JSE toughens up, but Oakbay proved skelms still at work



JSE toughens up, but Oakbay proved skelms still at work

Share price skulduggery didn’t begin or end with the Guptas’ ill-fated and dangerously illiquid listed vehicle

Tim Cohen

The JSE has published a set of proposals to change its listing requirements to address some of the turmoil over the past year or so. The proposals are varied and interesting, dramatic in places, controversial in others. Whatever you think of them, it’s good to see the JSE stepping up to the plate and putting some interesting ideas on the table.
Without saying so in as many words, the proposals aim to address some of the specific problems that have arisen over the past few years, and let’s face it, they have been many and varied. Steinhoff, EOH, Sagarmatha, Ayo, Capitec, Resilient, to name just a few, have all been caught in storms; some innocently, some not so much.
But the situation of one company is not being addressed in the changes, and that is the Guptas’ vehicle Oakbay. The underlying issue was share price manipulation, which is a constant concern for the JSE, but it’s also, as I’m learning, a very slippery fish. What happened with Oakbay illustrates the difficulties involved for the JSE in combating share price manipulation.
It's actually not a very complicated story. The Gupta family went to the Industrial Development Corporation (IDC) in 2010 and applied for an R250m loan to buy a uranium mine. One presumes they did so because they were expecting SA to embark on a nuclear build programme, which would leave them in the pound seats.
Why the IDC would lend a bunch of foreigners who had no experience in uranium mining such a thumping pile of cash remains an open question, but one presumes they were leaned on by the Guptas’ proxies in government.
The nuclear deal didn’t materialise, and the R250m IDC loan began to balloon since Oakbay was losing money. By 2014 the debt to the IDC had doubled. Something needed to be done.
The Guptas, we subsequently learnt from the Gupta e-mails, came up with a plan: they would list the then loss-making mine and repay the IDC with shares. Consequently, everything depended on the value at which the company hit the exchange.
This is where the story gets a bit complicated.
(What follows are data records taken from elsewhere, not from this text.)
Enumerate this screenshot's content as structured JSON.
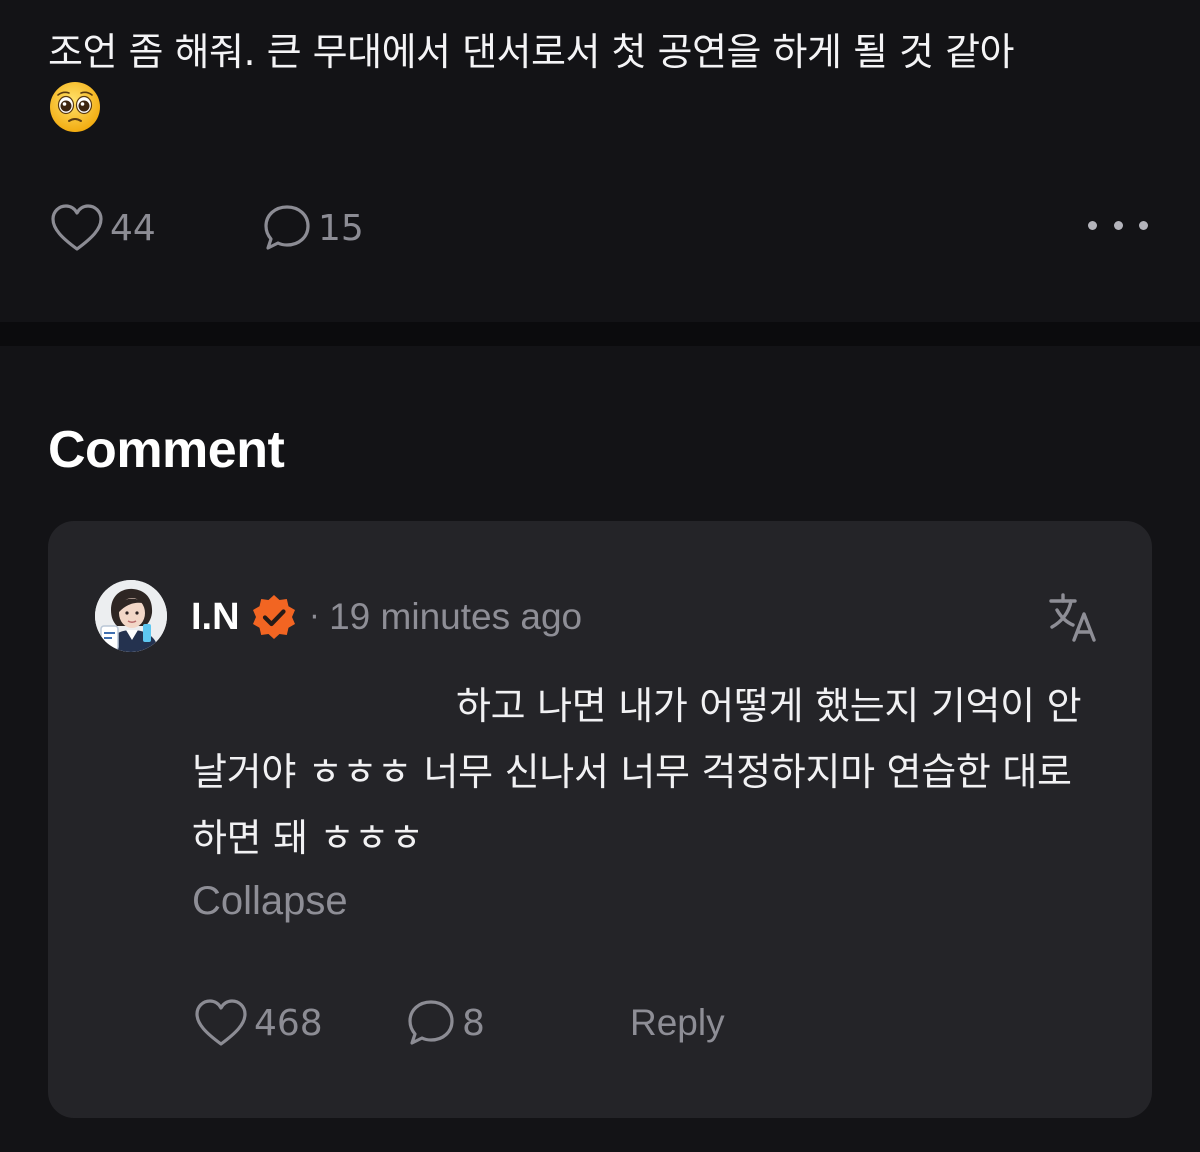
{
  "post": {
    "text": "조언 좀 해줘. 큰 무대에서 댄서로서 첫 공연을 하게 될 것 같아",
    "emoji": "pleading-face-emoji",
    "like_count": "44",
    "comment_count": "15"
  },
  "comments": {
    "section_title": "Comment",
    "item": {
      "author": "I.N",
      "separator": "·",
      "time": "19 minutes ago",
      "body": "하고 나면 내가 어떻게 했는지 기억이 안날거야 ㅎㅎㅎ 너무 신나서 너무 걱정하지마 연습한 대로 하면 돼 ㅎㅎㅎ",
      "collapse_label": "Collapse",
      "like_count": "468",
      "reply_count": "8",
      "reply_label": "Reply"
    }
  },
  "colors": {
    "background": "#131316",
    "divider": "#0b0b0d",
    "card": "#242428",
    "muted_text": "#8e8e96",
    "verified_badge": "#f26522"
  },
  "icons": [
    "heart-icon",
    "comment-bubble-icon",
    "more-dots-icon",
    "verified-badge-icon",
    "translate-icon"
  ]
}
What we know fairly clearly is that one of the Gupta associates lent or gave a company in Singapore about $1m to buy Oakbay shares in the run-up to the listing.
Oakbay then amended the contract it had with the IDC to force the company to take shares, and not cash, on listing. As it happens, in the pre-listing process, the share was bid in the bookbuild at R10 a share, which valued the company at R8bn. This was almost double the company’s own expert valuation of R4.6bn, which was itself on the rich side since it was a loss-making venture and since the purchase price was R250m.
Who comes up with this stuff, you have to ask. The company then repaid its debt to the IDC by giving them a piddling 3.6% of the shares. When Oakbay lost its sponsor and was delisted from the JSE, the IDC lost even that.
There is a court case underway, but since there is no pile of cash lying about, the prospects of the IDC getting anything seems slim.
Back to the issue of regulations. Obviously, there is really not much the JSE can do about price manipulation in the pre-listing book-build process. But with Oakbay, it’s a bit more complicated, because the share price skulduggery clearly didn’t end there.
In May 2015, on the basis of the purchase of a mere 600 shares, the price went from R10 to R40. Of course, it was all nonsense and quickly deflated. But it does leave a list of questions.
One issue has to do not so much with share price manipulation but about companies whose shares trade in very low volumes, although the two issues are obviously linked.
I remember asking senior members of the JSE about the trade at the time, and why it wasn’t investigated. The problem, they said, is that the JSE needs a solid legal basis to investigate price manipulation.
In the normal course of events, if someone wants to overbid a share, it is not really the JSE’s responsibility to encourage you to be sensible. Price discovery is after all the function of the exchange, so it should happen as freely as possible. Finding a legal basis to unwind a trade is often very difficult to discern. You can check who the bidder was, but if someone wants to defraud shareholders, he or she is hardly going to trade in his or her own name.
But there is another option. Why not toss companies off the exchange if their shares don’t trade? Oakbay went months on end without a single trade, and the low volume of trade was what made it possible to manipulate the share price.
The JSE’s general manager of issuer regulation, Andre Visser, made the valid point that the problem with delisting is that it often leaves minority shareholders in the dwang.
Once the company is delisted, minority shareholders’ only recourse is to the company itself. Until then, the company falls under the regulatory jurisdiction of the JSE and they have a route to get at least something back on their investment.
But I have to say, I’m not completely convinced. It just seems to me that allowing companies on the exchange that don’t trade defeats the whole object of being listed, it adds to the JSE’s regulatory burden and opens the door to malfeasance.